Надо только было позвонить к обер-гофмаршалу, и Государь принимал
ее по первой просьбе, и если ей нужно было подождать, то ждала она
не в приемной, а у него в кабинете, около его письменного стола.
Он обыкновенно говорил:
—
Милая Диденька, посидите, пожалуйста, а мне нужно прочитать вот
эти еще бумаги. Может, хотите покурить?
Он
знал, что мать терпеть не могла табаку и всегда притворно сердилась
на эти приглашения. Она уходила к окну, отворяла раму и садилась
там, развернув газету, а государь опять шутил:
—
Вы там не очень-то на воздусях, а то протянет сквознячок, схватите
насморк, чихать будете. А это как-то не походит к вашей должности.
Не солидно.
—
А вы, Никенька, не отвлекайтесь, читайте скорее ваши бумаги, а то
мне некогда.
—
В самом деле? Работы много?
—
Я думаю, что много.
—
Ну, ну, я сейчас. Ах, как они мне надоели, эти бумаги!
—
А чего это перо ваше так скрипит?
—
Просто паршивое перо. Некому досмотреть.
—
Следующий раз принесу хороших перьев.
—
А что вы думаете, Диденька? Буду очень благодарен. Опять начиналось
шуршание бумаг.
—
Страшно медленно пишу. Это ваша вина, Диди. Это вы мне почерк ставили.
—
Медленно да четко, — огрызалась мать,— никто не скажет, как курица
лапой.
—
А вот когда Витте читает мои письмена, то всегда криво улыбается,
и мне кажется, что он думает: «бабий почерк».
—
И ничуть! — вспыхивала мать. — И ничуть! Я давала ваш почерк графологам.
—
Ну? И что?
—
Все в один голос сказали: ясная трезвая голова, всегда логическая.
Скрытная.
—
Скрытная?
—
Да.
Молчание.
—
Да в нашем ремесле иначе нельзя, — следует не сразу ответ. — Ну
вот готово. Перекочевывайте сюда, Диди. В чем дело? Опять прошения?
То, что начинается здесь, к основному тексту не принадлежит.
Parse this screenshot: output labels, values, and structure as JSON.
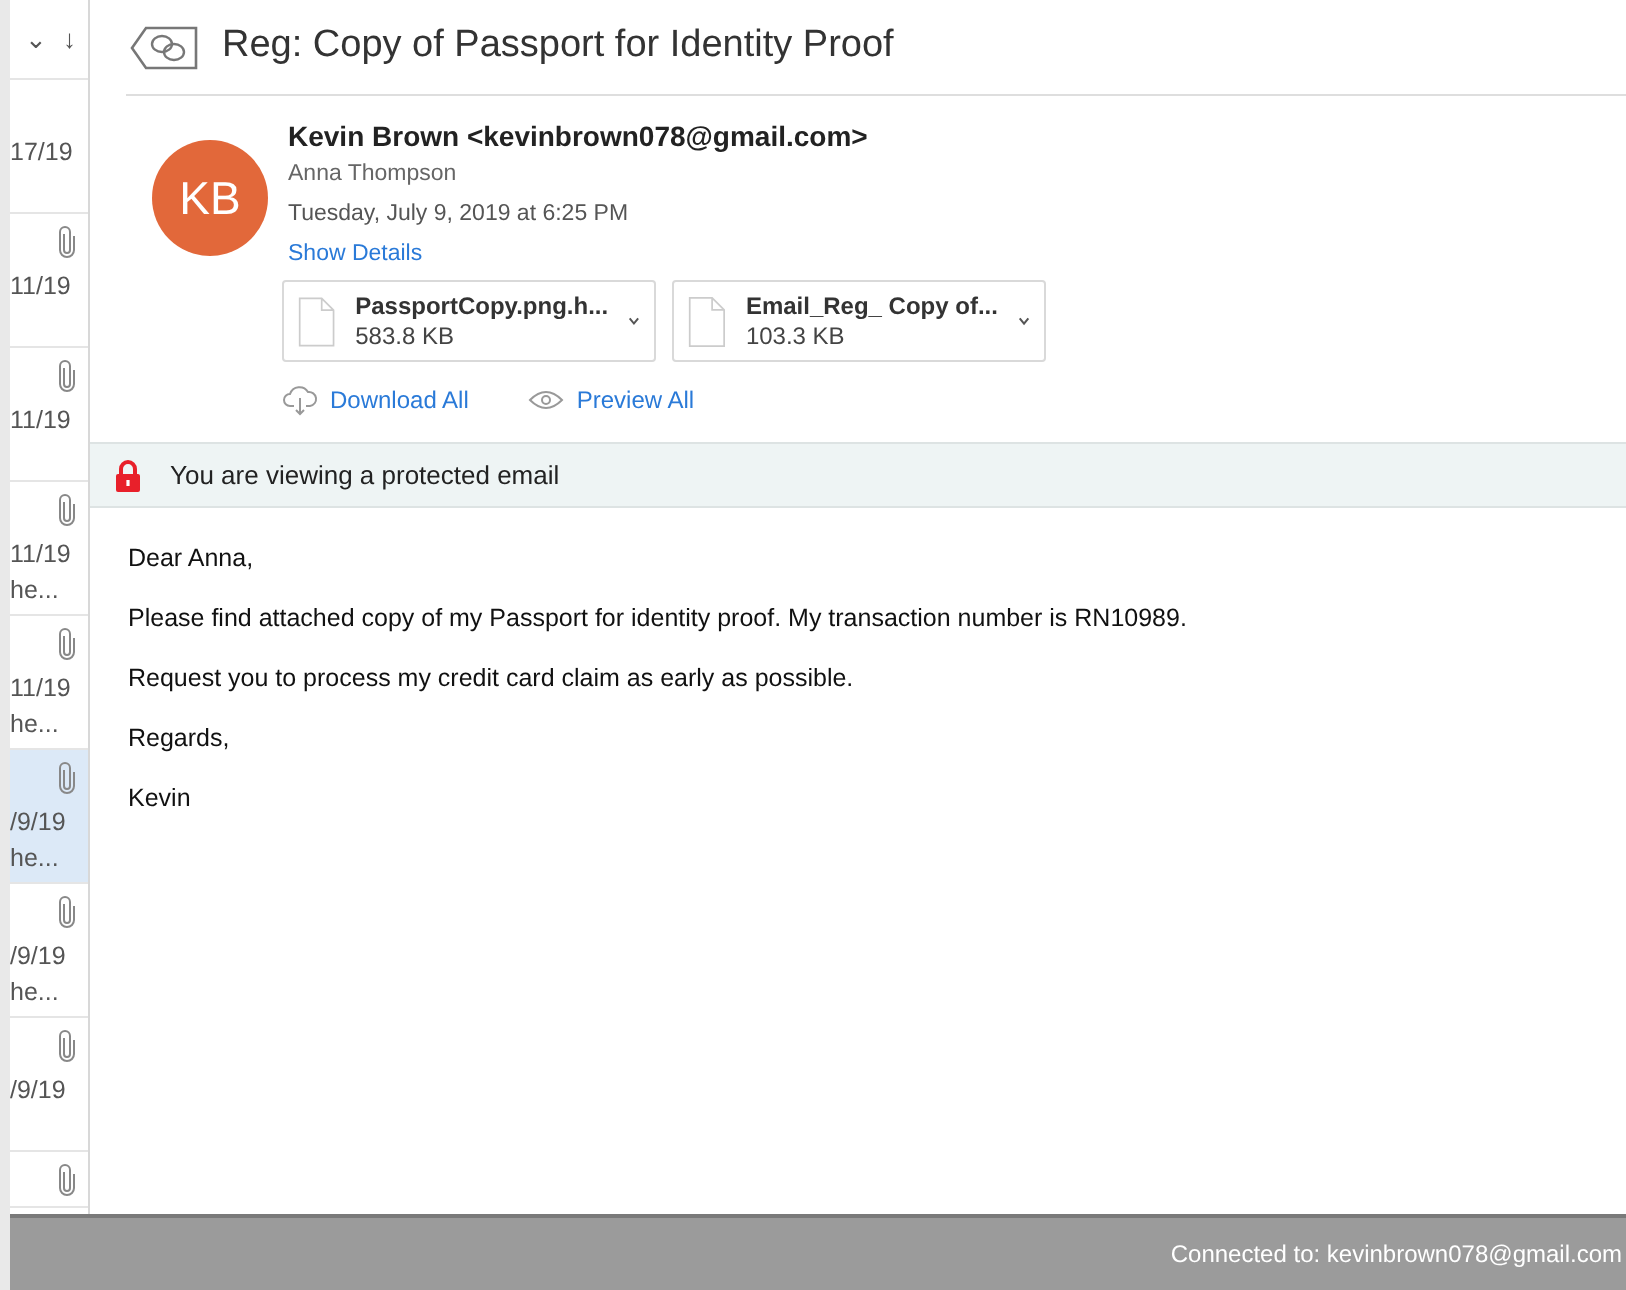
{
  "message_list": {
    "sort_controls": [
      "⌄",
      "↓"
    ],
    "items": [
      {
        "date": "17/19",
        "has_attachment": false,
        "selected": false
      },
      {
        "date": "11/19",
        "has_attachment": true,
        "selected": false
      },
      {
        "date": "11/19",
        "has_attachment": true,
        "selected": false
      },
      {
        "date": "11/19",
        "preview": "he...",
        "has_attachment": true,
        "selected": false
      },
      {
        "date": "11/19",
        "preview": "he...",
        "has_attachment": true,
        "selected": false
      },
      {
        "date": "/9/19",
        "preview": "he...",
        "has_attachment": true,
        "selected": true
      },
      {
        "date": "/9/19",
        "preview": "he...",
        "has_attachment": true,
        "selected": false
      },
      {
        "date": "/9/19",
        "has_attachment": true,
        "selected": false
      },
      {
        "has_attachment": true,
        "selected": false
      }
    ]
  },
  "email": {
    "subject": "Reg: Copy of Passport for Identity Proof",
    "avatar_initials": "KB",
    "sender": "Kevin Brown <kevinbrown078@gmail.com>",
    "recipient": "Anna Thompson",
    "date": "Tuesday, July 9, 2019 at 6:25 PM",
    "show_details": "Show Details",
    "attachments": [
      {
        "name": "PassportCopy.png.h...",
        "size": "583.8 KB"
      },
      {
        "name": "Email_Reg_ Copy of...",
        "size": "103.3 KB"
      }
    ],
    "actions": [
      {
        "kind": "download",
        "label": "Download All"
      },
      {
        "kind": "preview",
        "label": "Preview All"
      }
    ],
    "protection_notice": "You are viewing a protected email",
    "body": [
      "Dear Anna,",
      "Please find attached copy of my Passport for identity proof. My transaction number is RN10989.",
      "Request you to process my credit card claim as early as possible.",
      "Regards,",
      "Kevin"
    ]
  },
  "status_bar": "Connected to: kevinbrown078@gmail.com"
}
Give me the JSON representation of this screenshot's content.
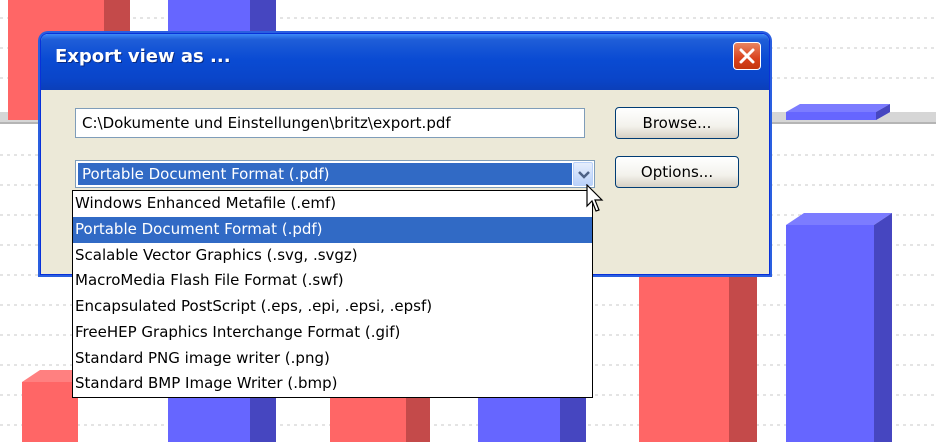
{
  "dialog": {
    "title": "Export view as ...",
    "file_path": "C:\\Dokumente und Einstellungen\\britz\\export.pdf",
    "browse_label": "Browse...",
    "options_label": "Options...",
    "format_selected": "Portable Document Format (.pdf)"
  },
  "dropdown": {
    "options": [
      "Windows Enhanced Metafile (.emf)",
      "Portable Document Format (.pdf)",
      "Scalable Vector Graphics (.svg, .svgz)",
      "MacroMedia Flash File Format (.swf)",
      "Encapsulated PostScript (.eps, .epi, .epsi, .epsf)",
      "FreeHEP Graphics Interchange Format (.gif)",
      "Standard PNG image writer (.png)",
      "Standard BMP Image Writer (.bmp)"
    ],
    "selected_index": 1
  },
  "colors": {
    "bar_red": "#ff6666",
    "bar_red_side": "#c44a4a",
    "bar_blue": "#6666ff",
    "bar_blue_side": "#4646c0",
    "selection": "#316ac5",
    "titlebar": "#0a4bd3"
  }
}
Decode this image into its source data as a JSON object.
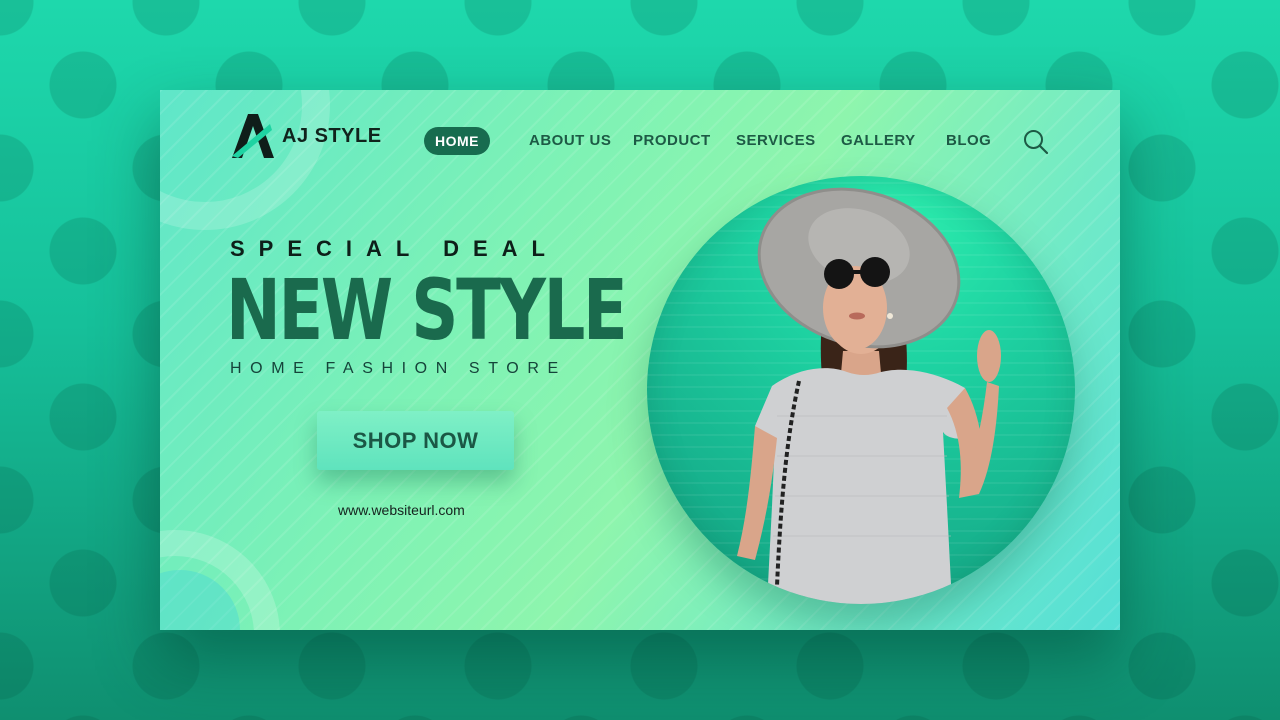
{
  "brand": {
    "name": "AJ STYLE"
  },
  "nav": {
    "items": [
      {
        "label": "HOME",
        "active": true
      },
      {
        "label": "ABOUT US",
        "active": false
      },
      {
        "label": "PRODUCT",
        "active": false
      },
      {
        "label": "SERVICES",
        "active": false
      },
      {
        "label": "GALLERY",
        "active": false
      },
      {
        "label": "BLOG",
        "active": false
      }
    ],
    "search_icon": "search-icon"
  },
  "hero": {
    "kicker": "SPECIAL DEAL",
    "headline": "NEW STYLE",
    "subline": "HOME FASHION STORE",
    "cta_label": "SHOP NOW",
    "url": "www.websiteurl.com"
  },
  "colors": {
    "accent": "#176c4f",
    "headline": "#1a6a4d",
    "background": "#1ed8ac"
  }
}
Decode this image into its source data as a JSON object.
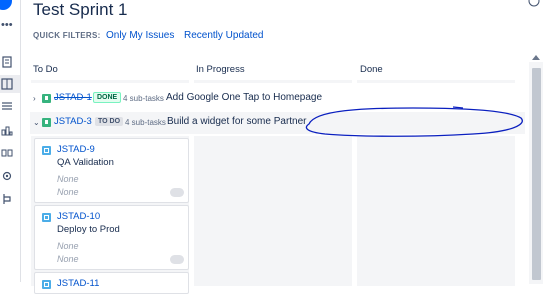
{
  "board": {
    "title": "Test Sprint 1",
    "quick_filters_label": "QUICK FILTERS:",
    "quick_filters": [
      "Only My Issues",
      "Recently Updated"
    ]
  },
  "columns": [
    "To Do",
    "In Progress",
    "Done"
  ],
  "swimlanes": [
    {
      "key": "JSTAD-1",
      "status": "DONE",
      "subtasks": "4 sub-tasks",
      "summary": "Add Google One Tap to Homepage",
      "expanded": false
    },
    {
      "key": "JSTAD-3",
      "status": "TO DO",
      "subtasks": "4 sub-tasks",
      "summary": "Build a widget for some Partner",
      "expanded": true
    }
  ],
  "cards": [
    {
      "key": "JSTAD-9",
      "summary": "QA Validation",
      "field1": "None",
      "field2": "None"
    },
    {
      "key": "JSTAD-10",
      "summary": "Deploy to Prod",
      "field1": "None",
      "field2": "None"
    },
    {
      "key": "JSTAD-11"
    }
  ],
  "colors": {
    "link": "#0052cc",
    "story_icon": "#36b37e",
    "subtask_icon": "#4bade8",
    "annotation_ink": "#0a1fbf"
  },
  "icons": [
    "avatar-icon",
    "more-icon",
    "backlog-icon",
    "board-icon",
    "releases-icon",
    "reports-icon",
    "components-icon",
    "settings-icon",
    "shortcut-icon",
    "help-icon"
  ]
}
Опять по мою душу? Много? Все многосемейные? Нравоучение?
Он
сам берет из материнских рук ридикюль и начинает доставать оттуда
вчетверо сложенные бумаги. Мать начинает жаловаться на табачный
дым.
—
Да разве это дым, Диди? Это же ладан, — говорит, шутя, Государь.
—
Стыдно называть ладаном эту гадость! Ладан — священная вещь.
—
Ну-ну, не буду. Сколько там душ?
—
Да вот у этой пять.
—
Пять? Ну дадим ей пять тысяч.
—
Много, ваше величество. Куда столько?
—
Какая вы жадюга, Диди! Что ж, царь не может дать бедной женщине
пяти тысяч?
—
А я говорю — много.
—
А я в порядке высочайшего повеления приказываю вам всеподданнейше
молчать.
Мать
в притворном испуге зажимала рот, а Государь говорил:
—
Ага! Когда-то я вас боялся, а теперь вы дрожите от раскатов моего
голоса. Времена меняются, Диди? А?
Начальница
гимназии, по закону, не имела права освобождать учениц от платы.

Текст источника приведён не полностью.